Mein erstes Länderspiel war 1993, da waren die Voraussetzungen natürlich ein bisschen anders. Auch damals hatten wir Physiotherapeuten, auch damals war ein Arzt dabei. Wir waren auch damals in Hotels untergebracht, aber die Rahmenbedingungen haben sich natürlich verändert. Das Team ist größer geworden, es ist populärer geworden. Wenn man hier mal schaut, wie viele Journalisten da sind. Es hat sich unheimlich entwickelt und wir sind auch noch nicht am Ende unserer Fahnenstange angekommen. Das ist doch toll und das zeigt doch auch, wie akzeptiert der Frauenfußball mittlerweile ist.

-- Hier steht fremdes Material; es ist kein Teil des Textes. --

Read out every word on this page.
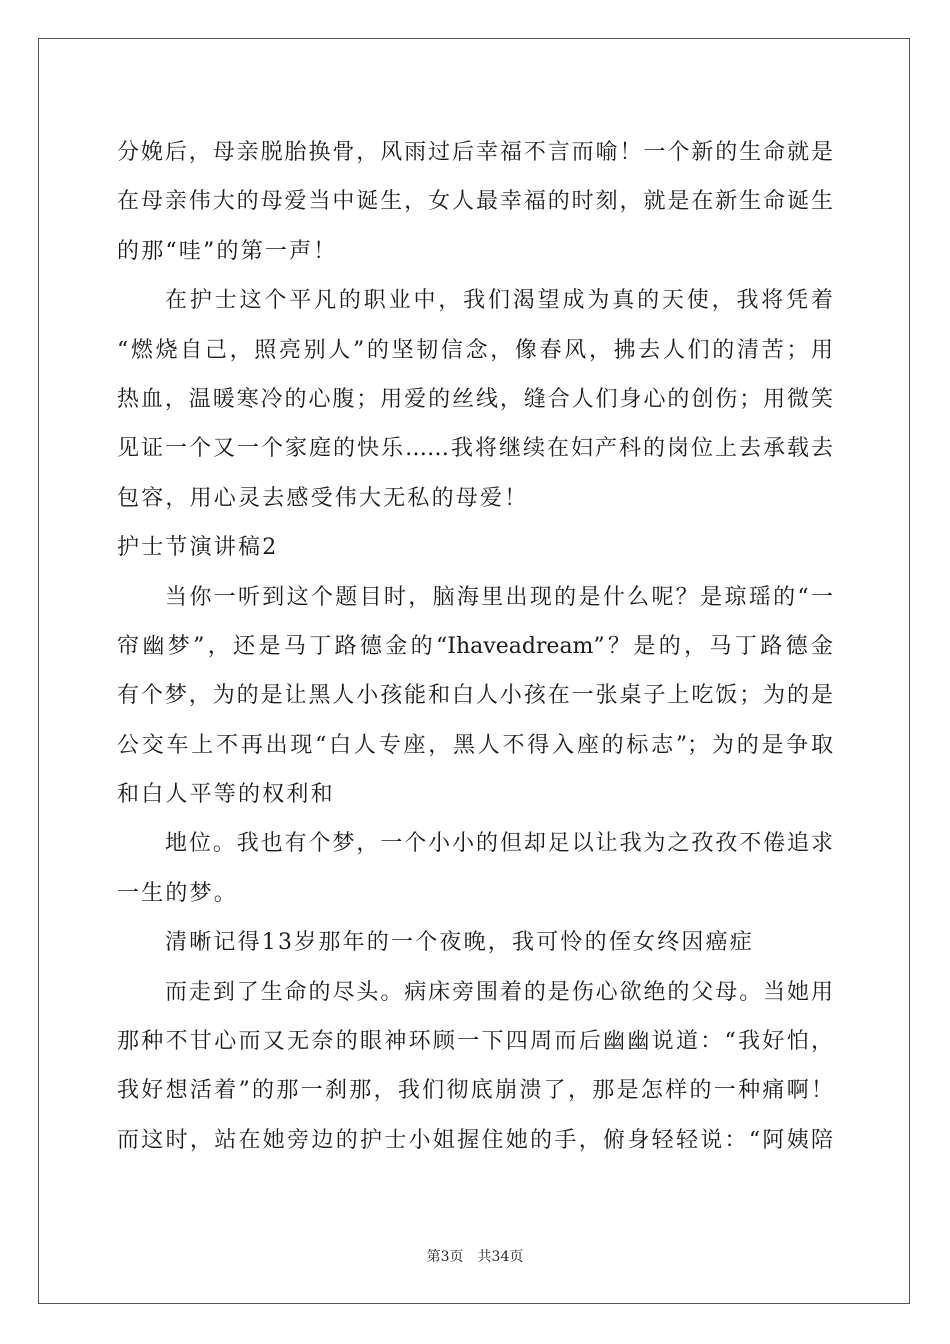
分娩后，母亲脱胎换骨，风雨过后幸福不言而喻！一个新的生命就是
在母亲伟大的母爱当中诞生，女人最幸福的时刻，就是在新生命诞生
的那“哇”的第一声！
在护士这个平凡的职业中，我们渴望成为真的天使，我将凭着
“燃烧自己，照亮别人”的坚韧信念，像春风，拂去人们的清苦；用
热血，温暖寒冷的心腹；用爱的丝线，缝合人们身心的创伤；用微笑
见证一个又一个家庭的快乐……我将继续在妇产科的岗位上去承载去
包容，用心灵去感受伟大无私的母爱！
护士节演讲稿2
当你一听到这个题目时，脑海里出现的是什么呢？是琼瑶的“一
帘幽梦”，还是马丁路德金的“Ihaveadream”？是的，马丁路德金
有个梦，为的是让黑人小孩能和白人小孩在一张桌子上吃饭；为的是
公交车上不再出现“白人专座，黑人不得入座的标志”；为的是争取
和白人平等的权利和
地位。我也有个梦，一个小小的但却足以让我为之孜孜不倦追求
一生的梦。
清晰记得13岁那年的一个夜晚，我可怜的侄女终因癌症
而走到了生命的尽头。病床旁围着的是伤心欲绝的父母。当她用
那种不甘心而又无奈的眼神环顾一下四周而后幽幽说道：“我好怕，
我好想活着”的那一刹那，我们彻底崩溃了，那是怎样的一种痛啊！
而这时，站在她旁边的护士小姐握住她的手，俯身轻轻说：“阿姨陪
第3页 共34页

Silke Rottenberg gewann als Torhüterin in der deutschen Frauenfußball-Nationalmannschaft 2003 und 2007 den WM-Titel, wurde dreimal Europameisterin und sammelte zwei Bronzemedaillen bei Olympischen Spielen. 1998 wurde sie zur Fußballerin des Jahres ausgezeichnet, 2003 zur Welttorhüterin. Bis heute ist sie im Nachwuchsbereich des DFB als Torwarttrainerin aktiv.